Nun kannst du die Tapete anbringen:

  1. Es gibt speziellen Kleister für Rauhfasertapeten. Diesen findest du im Baumarkt oder im Internet. Auf der Verpackung steht das angemessene Mischverhältnis. Fülle einen großen Eimer mit kaltem Wasser. Gib dann unter ständigem Rühren den Kleister hinzu. Bevor du mit dem Tapezieren anfängst, solltest du noch einmal kräftig umrühren.
  2. Schneide die Tapeten je nach deiner Wandhöhe zu, lege sie auf den Tapeziertisch und schmiere die Rückseite kräftig mit Kleister ein. Dazu verwendest du ein Kleistergerät (gibt es im Baumarkt oder auf **Amazon) oder einen Malerquast. Lasse die eingekleisterten Bahnen etwa 15 Minuten liegen, damit der Kleister einziehen kann.
  3. Zeichne mit einer Wasserwaage oder einem Zollstock eine gerade Linie auf die Wand, an der sich die erste Bahn (und somit alle weiteren) orientiert.
  4. Beginne mit dem Tapezieren an der lichtstärksten Wand im Raum. Meistens ist diese in Fensternähe. Durch den Lichteinfall verringert sich der Schattenwurf, etwaige Ungenauigkeiten beim Kleben fallen somit weniger auf.
  5. Bringe die Tapete mittels leichtem Druck an. Am besten suchst du dir für diesen Teil einen Helfer, da man die Bahnen mit vier Händen besser halten kann. Beginne, die Tapete oben anzudrücken und arbeite dich nach unten vor. Anschließend streichst du die Tapete mit einer Malerbürste glatt, um Luftblasen zu entfernen.
  6. Sobald die Tapete an der Wand klebt, entfernst du die überstehenden Enden mit einem Abstreichholz (gibt es im Baumarkt oder bei **Amazon). Diesen drückst du an das Ende der Kante und ziehst die überstehenden Enden vorsichtig ab.
  7. Über Steckdosen und Lichtschalter tapezierst du zunächst drüber und schneidest anschließend mit einem Tapetenmesser ein entsprechendes Loch aus.
  8. Lasse die Tapete mindestens zwölf Stunden trocknen, bevor du sie streichst.

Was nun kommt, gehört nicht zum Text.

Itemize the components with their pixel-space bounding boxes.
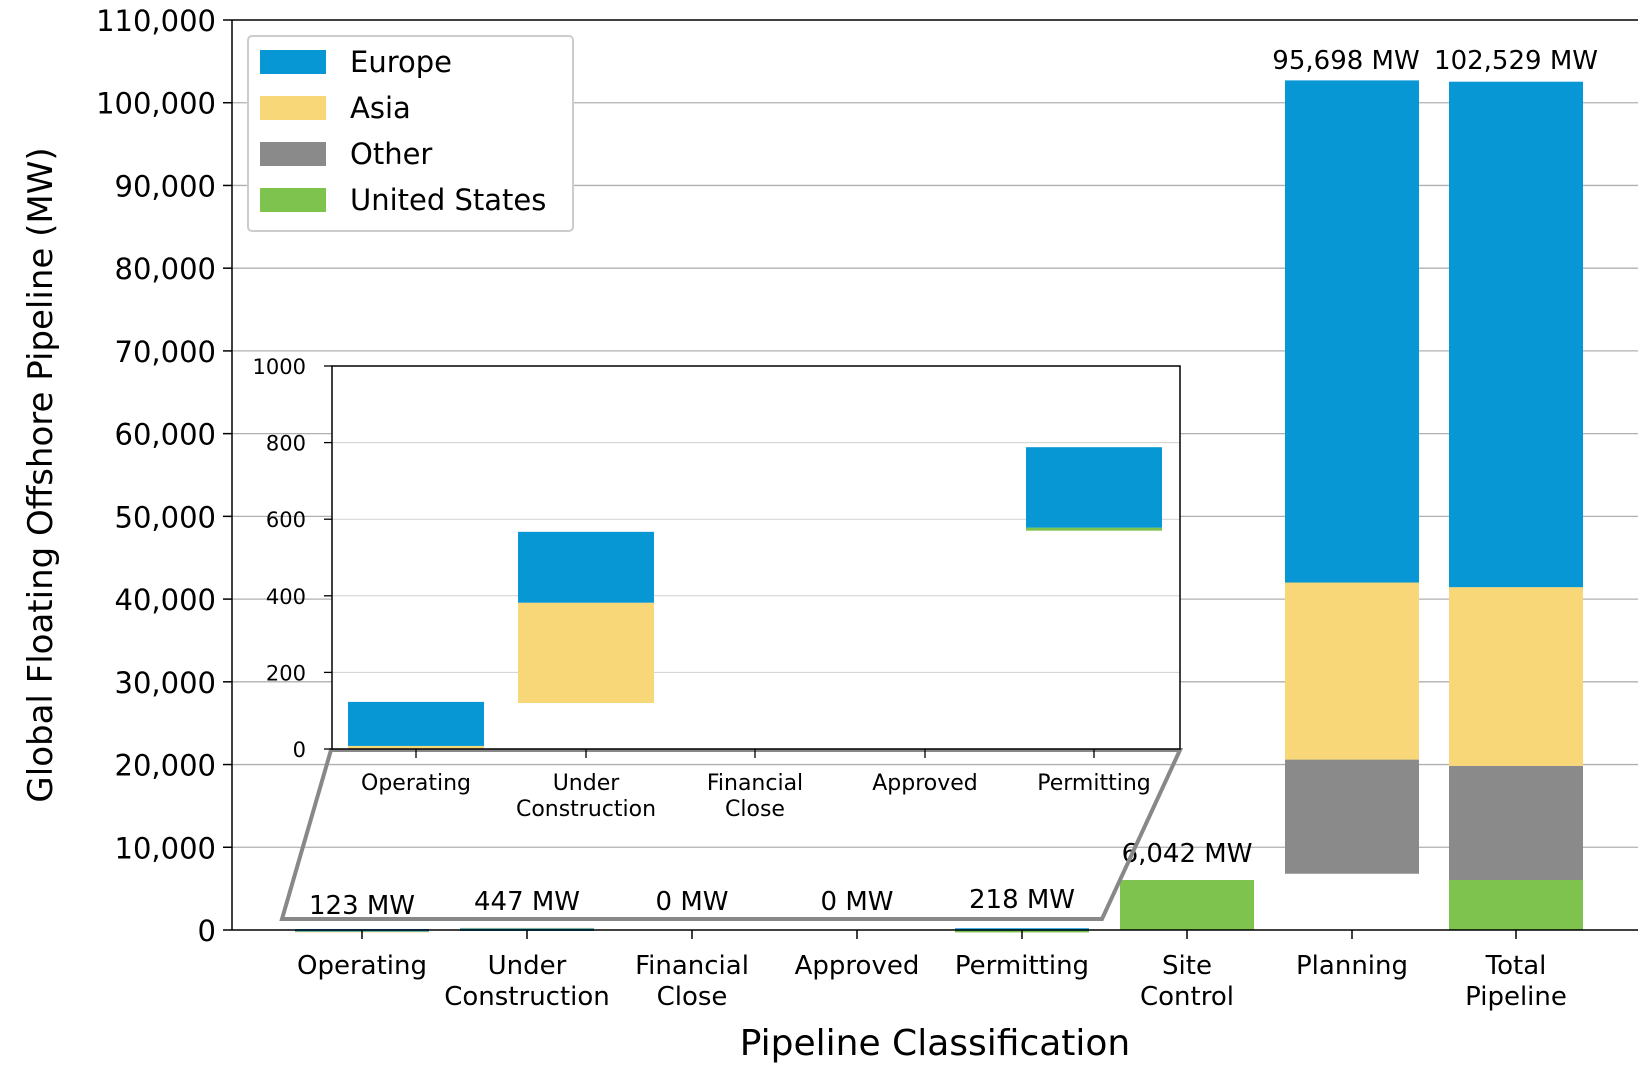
inset-y-tick-label: 0	[293, 738, 306, 762]
inset-bar-segment-europe	[348, 701, 484, 746]
inset-chart: 0 200 400 600 800 1000 Operating UnderConstruct…	[253, 355, 1181, 822]
x-axis-label: Pipeline Classification	[740, 1023, 1131, 1064]
inset-y-tick-label: 400	[266, 585, 306, 609]
axes	[231, 19, 1638, 931]
x-tick-label: Under	[488, 951, 567, 981]
bar-segment-other	[1449, 765, 1583, 881]
legend-frame	[247, 35, 574, 232]
inset-bar-segment-asia	[518, 602, 654, 704]
bar-segment-asia	[1285, 582, 1419, 760]
inset-background	[332, 366, 1180, 749]
y-tick-label: 80,000	[115, 252, 216, 286]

Die richtige Rauhfasertapete finden

Bei der Auswahl deiner neuen Tapete solltest du etwas Zeit in die Recherche investieren. Einige Tapeten können gesundheitsschädliche Stoffe enthalten. Das Siegel Der Blaue Engel hilft herauszufinden, welche Tapeten ohne chemische Zusätze produziert wurden. Tapeten mit dem Blauer-Engel-Zertifikat werden außerdem ressourcenschonend und überwiegend aus Altpapier hergestellt.